Please do not aspire for the position of the Prime Minister like every other leader of a strong regional party. When you came to power 3 years back in my state, thousands of people followed you when you walked from the Raj Bhavan to the Writers’ Buildings. The Paribartan that you promised your people, I agree, has not been all for better. You have politicised issues like rape in Park Street and Kamduni case; you have refused to withdraw joint forces from Junglemahal despite having made that promise when you shared the stage with the movement leaders in Lalgarh; even the Court has played a spoilt sport when it came to giving the Singur factory land back to the unwilling farmers.
When I last visited Lalgarh, the people there told me few Harmads (a local term for CPIM goons) can now be seen with your party flags; that you never addressed the grievances behind the movement and instead followed a short cut of providing cheap rice and Panchayat tickets to prominent “Maoist” voices in the area. You insist on differentiating between the Naxals and the Maoists, without rightly explaining how they could be identified separately from each other. But your policy of providing jobs as home guards and extracting surrender from many extremists has gained its own share of appreciation and criticism.
The point I am trying to make is: what people had placed their bets on you for remains the same: not just the need to find an alternative government, but the need to find alternative governance. You swept into power at a time Bengal was burning at Nandigram, at Singur, in the Junglemahal, in Park Circus to protest against the killing of Rizwanur. The people were rising an arrogance where those in power forgot where they derived their power from in a democracy.
Today India needs the alternative more than ever before. The largest democracy of the world has displaced 65 million people in its path of development after independence. When we voted for you we believed in you to hold on to the same voice that spoke in Singur. Just the other day, you said in an interview, that our state will welcome any industry that is generous with its compensation packages and where the government need not coerce people to give up their lands. You said once the new government comes into power, you will use Trinamool Congress’s position in the Lok Sabha to get back the money from the centre that West Bengal deserves. But the reality of fiscal situation of Bengal and the investment and employment numbers are far from satisfactory.

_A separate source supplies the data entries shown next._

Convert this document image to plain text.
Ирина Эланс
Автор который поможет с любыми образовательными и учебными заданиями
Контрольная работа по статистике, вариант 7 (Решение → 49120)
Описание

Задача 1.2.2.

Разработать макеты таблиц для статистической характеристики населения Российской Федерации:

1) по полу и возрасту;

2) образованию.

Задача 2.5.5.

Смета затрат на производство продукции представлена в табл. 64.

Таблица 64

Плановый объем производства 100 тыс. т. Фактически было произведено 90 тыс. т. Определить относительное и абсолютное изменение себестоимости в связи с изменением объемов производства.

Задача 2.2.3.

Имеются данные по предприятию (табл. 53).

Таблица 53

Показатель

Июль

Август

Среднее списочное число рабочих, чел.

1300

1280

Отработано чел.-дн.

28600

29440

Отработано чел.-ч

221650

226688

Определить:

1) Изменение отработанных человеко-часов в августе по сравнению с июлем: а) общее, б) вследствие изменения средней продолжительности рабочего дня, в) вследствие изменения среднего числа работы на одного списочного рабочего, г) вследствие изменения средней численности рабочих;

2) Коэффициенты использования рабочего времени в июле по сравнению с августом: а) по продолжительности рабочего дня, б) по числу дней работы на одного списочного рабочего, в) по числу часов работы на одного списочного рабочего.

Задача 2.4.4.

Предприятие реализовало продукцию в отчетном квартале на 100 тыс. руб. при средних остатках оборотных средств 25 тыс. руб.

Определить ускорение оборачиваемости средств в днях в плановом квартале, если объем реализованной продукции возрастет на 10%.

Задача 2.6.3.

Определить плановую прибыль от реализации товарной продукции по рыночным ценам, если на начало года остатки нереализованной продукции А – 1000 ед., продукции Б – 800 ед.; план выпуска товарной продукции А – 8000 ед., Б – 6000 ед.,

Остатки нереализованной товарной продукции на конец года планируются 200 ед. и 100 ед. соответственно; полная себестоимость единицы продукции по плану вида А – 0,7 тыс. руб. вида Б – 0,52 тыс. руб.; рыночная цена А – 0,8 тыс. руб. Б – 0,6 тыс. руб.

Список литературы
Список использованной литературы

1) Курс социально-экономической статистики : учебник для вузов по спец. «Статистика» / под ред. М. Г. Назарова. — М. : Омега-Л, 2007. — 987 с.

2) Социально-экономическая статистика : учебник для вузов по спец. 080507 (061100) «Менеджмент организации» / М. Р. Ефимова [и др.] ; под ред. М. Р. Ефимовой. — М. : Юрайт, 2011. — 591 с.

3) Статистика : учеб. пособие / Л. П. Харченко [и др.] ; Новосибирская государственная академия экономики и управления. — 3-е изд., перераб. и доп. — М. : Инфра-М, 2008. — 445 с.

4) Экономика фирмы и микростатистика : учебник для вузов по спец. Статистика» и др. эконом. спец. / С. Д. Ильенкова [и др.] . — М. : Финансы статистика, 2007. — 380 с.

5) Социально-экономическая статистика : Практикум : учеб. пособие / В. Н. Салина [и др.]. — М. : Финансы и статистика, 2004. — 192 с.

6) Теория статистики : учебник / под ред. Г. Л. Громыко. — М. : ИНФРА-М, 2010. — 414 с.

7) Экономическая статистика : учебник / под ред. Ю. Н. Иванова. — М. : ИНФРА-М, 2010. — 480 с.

I don’t blame you entirely as you have been in office for just one term.
And here is my exact problem with your ambition of heading the country when Trinamool Congress is yet to get its act together in a single state. The other day your party Chhatra Parishad put up hoardings at the Motijheel College issuing diktats for dress-code where no one would be allowed to wear clothes above their knees and not allowed to come to college wearing caps or sunglasses.
You personally refuse to take a stand on Article 370 or control of population by the government or even Uniform Civil Code. These are critical issues for the nation, and someone who heads must exactly know where she stands on them.
Didi, along with at least trying to have an opinion on what most Indians today are discussing, you should also focus on making your economic policy (if there is any) work in your state. Your credentials as a leader must first be gained in Bengal which in turn would automatically pave the way to making you a national leader. The people in Bengal are likely to repose their faith in you this election season as well. Please try keeping your promises to them first, before making newer ones to India at large.
A Voice that you prefer not to hear/a face in the crowd that you refuse to see.